Background Genome wide association studies (GWAS) have detected a considerable number of rheumatoid arthritis (RA) susceptibility loci [1]. Some RA loci have also been found to be associated with psoriatic arthritis (PsA) [2], demonstrating that there is a degree of genetic overlap between various autoimmune diseases.

Objectives We sought to investigate whether single nucleotide polymorphisms (SNPs) mapping to previously reported RA and/or PsA susceptibility loci, including PLCL2 (rs4535211), CCL21 (rs2812378), REL (rs13017599), STAT4 (rs10181656), CD226 (rs763361), PTPN22 (rs2476601) and TYK2 (rs34536443), are associated with risk for the two diseases in a genetically homogeneous Greek population.

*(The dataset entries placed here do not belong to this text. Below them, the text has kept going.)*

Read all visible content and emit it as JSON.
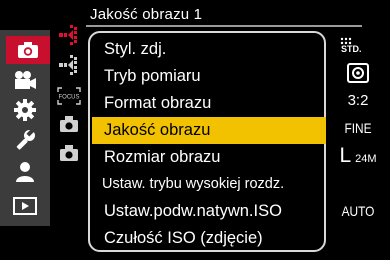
{
  "header": {
    "title": "Jakość obrazu 1"
  },
  "categories": [
    {
      "name": "camera-icon",
      "active": true
    },
    {
      "name": "video-camera-icon",
      "active": false
    },
    {
      "name": "gear-icon",
      "active": false
    },
    {
      "name": "wrench-icon",
      "active": false
    },
    {
      "name": "person-icon",
      "active": false
    },
    {
      "name": "playback-icon",
      "active": false
    }
  ],
  "menu": {
    "items": [
      {
        "label": "Styl. zdj.",
        "value": "STD."
      },
      {
        "label": "Tryb pomiaru",
        "value": ""
      },
      {
        "label": "Format obrazu",
        "value": "3:2"
      },
      {
        "label": "Jakość obrazu",
        "value": "FINE",
        "selected": true
      },
      {
        "label": "Rozmiar obrazu",
        "value_big": "L",
        "value_small": "24M"
      },
      {
        "label": "Ustaw. trybu wysokiej rozdz.",
        "value": ""
      },
      {
        "label": "Ustaw.podw.natywn.ISO",
        "value": "AUTO"
      },
      {
        "label": "Czułość ISO (zdjęcie)",
        "value": ""
      }
    ]
  },
  "tab_icons": {
    "focus_label": "FOCUS"
  },
  "colors": {
    "accent_red": "#c8102e",
    "selection_yellow": "#f2c200"
  }
}
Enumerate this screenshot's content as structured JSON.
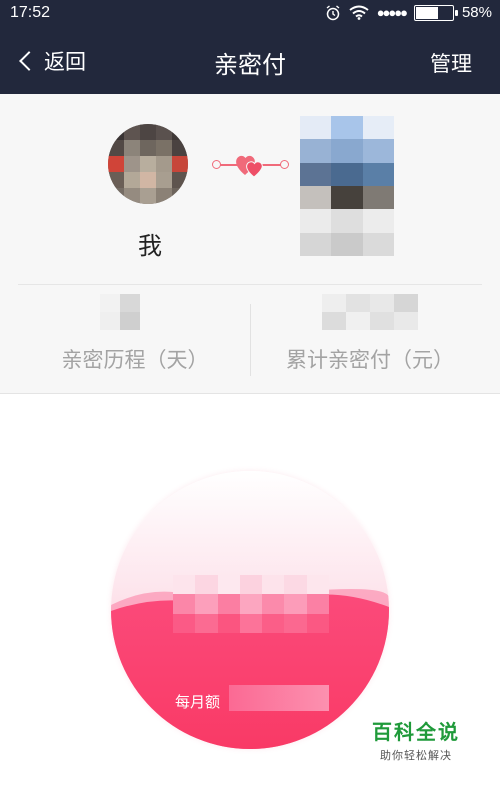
{
  "status_bar": {
    "time": "17:52",
    "signal": "●●●●●",
    "battery_percent": "58%",
    "battery_level": 0.58
  },
  "nav": {
    "back_label": "返回",
    "title": "亲密付",
    "manage_label": "管理"
  },
  "profile": {
    "me_label": "我",
    "stats": [
      {
        "label": "亲密历程（天）"
      },
      {
        "label": "累计亲密付（元）"
      }
    ]
  },
  "limit_circle": {
    "monthly_label": "每月额"
  },
  "watermark": {
    "title": "百科全说",
    "subtitle": "助你轻松解决"
  },
  "colors": {
    "nav_bg": "#22283c",
    "accent_pink": "#f06a7a",
    "wave_pink": "#fb3f72",
    "watermark_green": "#1f9a3a"
  }
}
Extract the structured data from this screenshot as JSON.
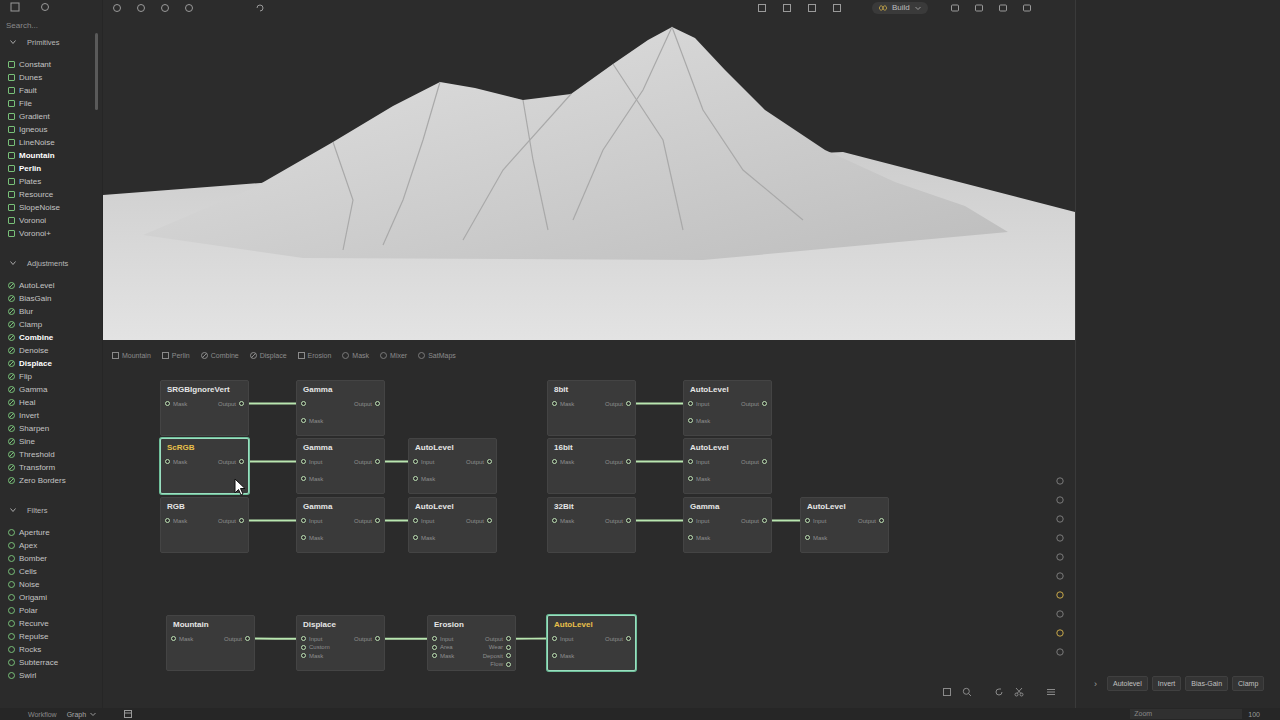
{
  "toolbar": {
    "build_label": "Build"
  },
  "sidebar": {
    "search": {
      "placeholder": "Search..."
    },
    "sections": [
      {
        "title": "Primitives",
        "expanded": true,
        "kind": "square",
        "items": [
          {
            "label": "Constant",
            "active": false
          },
          {
            "label": "Dunes",
            "active": false
          },
          {
            "label": "Fault",
            "active": false
          },
          {
            "label": "File",
            "active": false
          },
          {
            "label": "Gradient",
            "active": false
          },
          {
            "label": "Igneous",
            "active": false
          },
          {
            "label": "LineNoise",
            "active": false
          },
          {
            "label": "Mountain",
            "active": true
          },
          {
            "label": "Perlin",
            "active": true
          },
          {
            "label": "Plates",
            "active": false
          },
          {
            "label": "Resource",
            "active": false
          },
          {
            "label": "SlopeNoise",
            "active": false
          },
          {
            "label": "Voronoi",
            "active": false
          },
          {
            "label": "Voronoi+",
            "active": false
          }
        ]
      },
      {
        "title": "Adjustments",
        "expanded": true,
        "kind": "slash",
        "items": [
          {
            "label": "AutoLevel",
            "active": false
          },
          {
            "label": "BiasGain",
            "active": false
          },
          {
            "label": "Blur",
            "active": false
          },
          {
            "label": "Clamp",
            "active": false
          },
          {
            "label": "Combine",
            "active": true
          },
          {
            "label": "Denoise",
            "active": false
          },
          {
            "label": "Displace",
            "active": true
          },
          {
            "label": "Flip",
            "active": false
          },
          {
            "label": "Gamma",
            "active": false
          },
          {
            "label": "Heal",
            "active": false
          },
          {
            "label": "Invert",
            "active": false
          },
          {
            "label": "Sharpen",
            "active": false
          },
          {
            "label": "Sine",
            "active": false
          },
          {
            "label": "Threshold",
            "active": false
          },
          {
            "label": "Transform",
            "active": false
          },
          {
            "label": "Zero Borders",
            "active": false
          }
        ]
      },
      {
        "title": "Filters",
        "expanded": true,
        "kind": "circle",
        "items": [
          {
            "label": "Aperture",
            "active": false
          },
          {
            "label": "Apex",
            "active": false
          },
          {
            "label": "Bomber",
            "active": false
          },
          {
            "label": "Cells",
            "active": false
          },
          {
            "label": "Noise",
            "active": false
          },
          {
            "label": "Origami",
            "active": false
          },
          {
            "label": "Polar",
            "active": false
          },
          {
            "label": "Recurve",
            "active": false
          },
          {
            "label": "Repulse",
            "active": false
          },
          {
            "label": "Rocks",
            "active": false
          },
          {
            "label": "Subterrace",
            "active": false
          },
          {
            "label": "Swirl",
            "active": false
          }
        ]
      }
    ]
  },
  "graph_tabs": [
    {
      "label": "Mountain",
      "kind": "square"
    },
    {
      "label": "Perlin",
      "kind": "square"
    },
    {
      "label": "Combine",
      "kind": "slash"
    },
    {
      "label": "Displace",
      "kind": "slash"
    },
    {
      "label": "Erosion",
      "kind": "square"
    },
    {
      "label": "Mask",
      "kind": "circle"
    },
    {
      "label": "Mixer",
      "kind": "circle"
    },
    {
      "label": "SatMaps",
      "kind": "circle"
    }
  ],
  "graph": {
    "nodes": [
      {
        "title": "SRGBIgnoreVert",
        "selected": false,
        "inputs": [
          "Mask"
        ],
        "outputs": [
          "Output"
        ]
      },
      {
        "title": "Gamma",
        "selected": false,
        "inputs": [
          "",
          "Mask"
        ],
        "outputs": [
          "Output"
        ]
      },
      {
        "title": "ScRGB",
        "selected": true,
        "inputs": [
          "Mask"
        ],
        "outputs": [
          "Output"
        ]
      },
      {
        "title": "Gamma",
        "selected": false,
        "inputs": [
          "Input",
          "Mask"
        ],
        "outputs": [
          "Output"
        ]
      },
      {
        "title": "AutoLevel",
        "selected": false,
        "inputs": [
          "Input",
          "Mask"
        ],
        "outputs": [
          "Output"
        ]
      },
      {
        "title": "RGB",
        "selected": false,
        "inputs": [
          "Mask"
        ],
        "outputs": [
          "Output"
        ]
      },
      {
        "title": "Gamma",
        "selected": false,
        "inputs": [
          "Input",
          "Mask"
        ],
        "outputs": [
          "Output"
        ]
      },
      {
        "title": "AutoLevel",
        "selected": false,
        "inputs": [
          "Input",
          "Mask"
        ],
        "outputs": [
          "Output"
        ]
      },
      {
        "title": "8bit",
        "selected": false,
        "inputs": [
          "Mask"
        ],
        "outputs": [
          "Output"
        ]
      },
      {
        "title": "AutoLevel",
        "selected": false,
        "inputs": [
          "Input",
          "Mask"
        ],
        "outputs": [
          "Output"
        ]
      },
      {
        "title": "16bit",
        "selected": false,
        "inputs": [
          "Mask"
        ],
        "outputs": [
          "Output"
        ]
      },
      {
        "title": "AutoLevel",
        "selected": false,
        "inputs": [
          "Input",
          "Mask"
        ],
        "outputs": [
          "Output"
        ]
      },
      {
        "title": "32Bit",
        "selected": false,
        "inputs": [
          "Mask"
        ],
        "outputs": [
          "Output"
        ]
      },
      {
        "title": "Gamma",
        "selected": false,
        "inputs": [
          "Input",
          "Mask"
        ],
        "outputs": [
          "Output"
        ]
      },
      {
        "title": "AutoLevel",
        "selected": false,
        "inputs": [
          "Input",
          "Mask"
        ],
        "outputs": [
          "Output"
        ]
      },
      {
        "title": "Mountain",
        "selected": false,
        "inputs": [
          "Mask"
        ],
        "outputs": [
          "Output"
        ]
      },
      {
        "title": "Displace",
        "selected": false,
        "inputs": [
          "Input",
          "Custom",
          "Mask"
        ],
        "outputs": [
          "Output"
        ]
      },
      {
        "title": "Erosion",
        "selected": false,
        "inputs": [
          "Input",
          "Area",
          "Mask"
        ],
        "outputs": [
          "Output",
          "Wear",
          "Deposit",
          "Flow"
        ]
      },
      {
        "title": "AutoLevel",
        "selected": true,
        "inputs": [
          "Input",
          "Mask"
        ],
        "outputs": [
          "Output"
        ]
      }
    ],
    "edges": [
      {
        "from": 0,
        "out": 0,
        "to": 1,
        "in": 0
      },
      {
        "from": 2,
        "out": 0,
        "to": 3,
        "in": 0
      },
      {
        "from": 3,
        "out": 0,
        "to": 4,
        "in": 0
      },
      {
        "from": 5,
        "out": 0,
        "to": 6,
        "in": 0
      },
      {
        "from": 6,
        "out": 0,
        "to": 7,
        "in": 0
      },
      {
        "from": 8,
        "out": 0,
        "to": 9,
        "in": 0
      },
      {
        "from": 10,
        "out": 0,
        "to": 11,
        "in": 0
      },
      {
        "from": 12,
        "out": 0,
        "to": 13,
        "in": 0
      },
      {
        "from": 13,
        "out": 0,
        "to": 14,
        "in": 0
      },
      {
        "from": 15,
        "out": 0,
        "to": 16,
        "in": 0
      },
      {
        "from": 16,
        "out": 0,
        "to": 17,
        "in": 0
      },
      {
        "from": 17,
        "out": 0,
        "to": 18,
        "in": 0
      }
    ]
  },
  "quick_actions": {
    "toggle": "›",
    "buttons": [
      "Autolevel",
      "Invert",
      "Bias-Gain",
      "Clamp"
    ]
  },
  "status_bar": {
    "workflow_label": "Workflow",
    "view": "Graph",
    "zoom_label": "Zoom",
    "zoom": "100"
  }
}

Methods A total of 392 RA patients, 126 PsA patients and 521 healthy age and sex matched controls from Greece were included. Genotyping of the SNPs was performed with Taqman primer-probe sets, using a Real-Time PCR platform (Applied Biosystems, ViiA™ 7 Real-Time PCR System). Odds ratios (OR) and 95% confidence intervals (CI) were calculated and the statistical difference in allele distribution was assessed by means of x2 test or Fisher's exact test. Bioinformatic analysis was performed using BlastP, Pymol and Maestro and Desmond (Schrodinger Inc.).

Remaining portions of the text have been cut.